Lors de précédentes recherches, l’équipe de Camilla Bellone a identifié une voie de communication neuronale dont le rôle est d’envoyer des informations entre le colliculus supérieur, une structure cérébrale liée aux mécanismes d’orientation, notamment sociale, et l’aire tegmentaire ventrale, liée au système de la récompense. «Cette fois-ci, nous avons pu montrer chez nos souris modèles du TSA qu’un manque de synchronisation des neurones du colliculus supérieur altérait l’échange de communication entre les deux aires cérébrales, avec pour conséquence des défauts dans l’orientation et les comportements sociaux des individus».  Ces expériences ont été réalisées in vivo à l’aide de microscopes miniaturisés permettant de suivre l’activité neuronale chez l’animal en mouvement. Elles ont été menées par Alessandro Contestabile, co-premier auteur de l’étude et post-doctorant dans le laboratoire de Camilla Bellone.

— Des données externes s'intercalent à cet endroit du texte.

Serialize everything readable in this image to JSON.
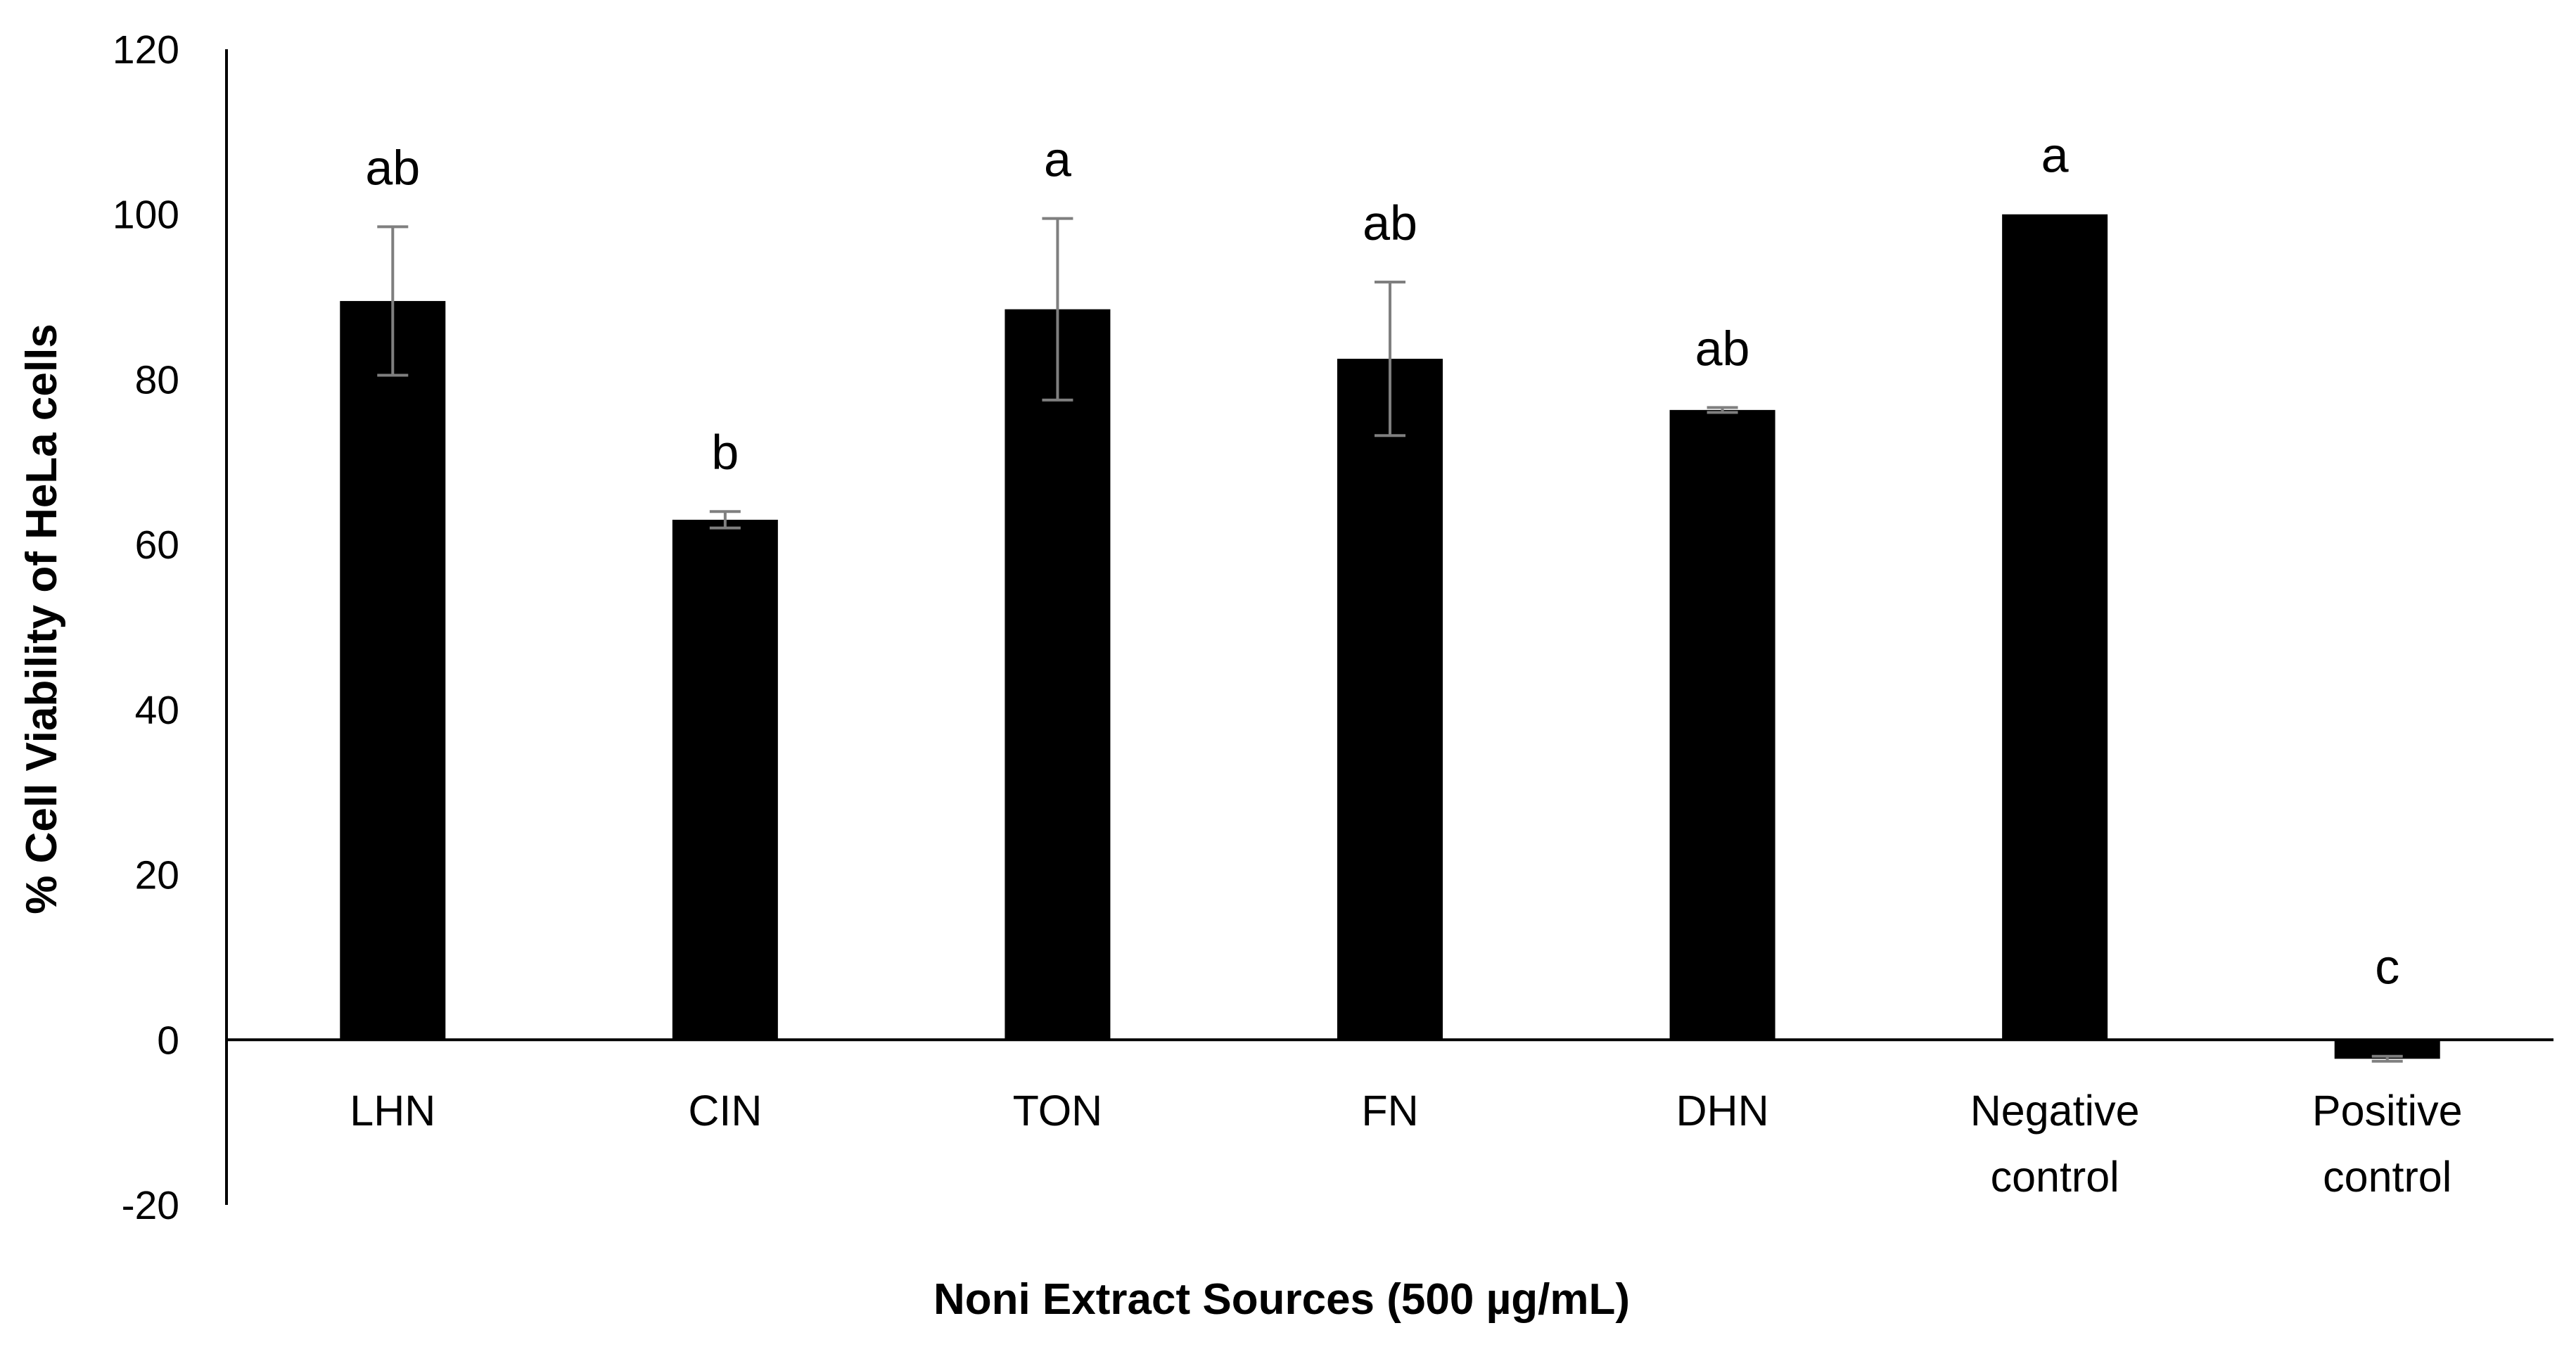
{
  "chart_data": {
    "type": "bar",
    "title": "",
    "xlabel": "Noni Extract Sources (500 µg/mL)",
    "ylabel": "% Cell Viability of HeLa cells",
    "ylim": [
      -20,
      120
    ],
    "yticks": [
      "120",
      "100",
      "80",
      "60",
      "40",
      "20",
      "0",
      "-20"
    ],
    "categories": [
      [
        "LHN"
      ],
      [
        "CIN"
      ],
      [
        "TON"
      ],
      [
        "FN"
      ],
      [
        "DHN"
      ],
      [
        "Negative",
        "control"
      ],
      [
        "Positive",
        "control"
      ]
    ],
    "values": [
      89.5,
      63,
      88.5,
      82.5,
      76.3,
      100,
      -2.3
    ],
    "errors": [
      9,
      1,
      11,
      9.3,
      0.3,
      0,
      0.3
    ],
    "significance_labels": [
      "ab",
      "b",
      "a",
      "ab",
      "ab",
      "a",
      "c"
    ],
    "bar_color": "#000000",
    "error_bar_color": "#7f7f7f",
    "grid": false,
    "legend": "none"
  }
}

Un protocole spécifique pour enfants TSA

Pour confirmer cette hypothèse chez l’être humain, Nada Kojovic, maître assistante dans l’équipe de Marie Schaer et co-première auteure de l’étude, a mis au point un protocole original pour obtenir des IRM cérébrales sans sédation avec des enfants de 2 à 5 ans. «Il est évidemment impossible de demander à de si jeunes enfants de rester immobiles dans l’IRM pendant les 30 minutes nécessaires à l’acquisition des images», explique-t-elle. «Nous avons donc développé un protocole d’habituation, aménagé la salle IRM et travaillé étroitement avec les familles pour offrir des conditions optimales pour que l’enfant s’endorme, ce qui fonctionne très bien pour plus de 90% des enfants pour qui nous avons obtenu des images IRM de très bonne qualité.»


Les deux équipes ont ainsi observé que les altérations identifiées sur le circuit chez les souris se retrouvent à l’identique chez les enfants. De plus, le niveau de connectivité de ce circuit permet de prédire leur évolution cognitive dans l’année qui suit.  S’il n’est pas encore possible d’intervenir directement sur ce réseau cérébral, cette découverte permet de guider les interventions comportementales, notamment pour renforcer la capacité des enfants à réorienter leur attention d’une chose à une autre rapidement dès le plus jeune âge. Une méthode de prise en charge intensive développée aux Etats-Unis et utilisée à Genève - 20h par semaine pendant 2 ans – a déjà fait ses preuves. Avec une intervention précoce, les enfants gagnent 20 points de QI en moyenne, et 75% d’entre elles et eux peuvent ensuite suivre une scolarité ordinaire.


Ces travaux ont été réalisés grâce au soutien de la Fondation privée des HUG, du Fonds National Suisse pour la Recherche et de la Fondation Pôle Autisme.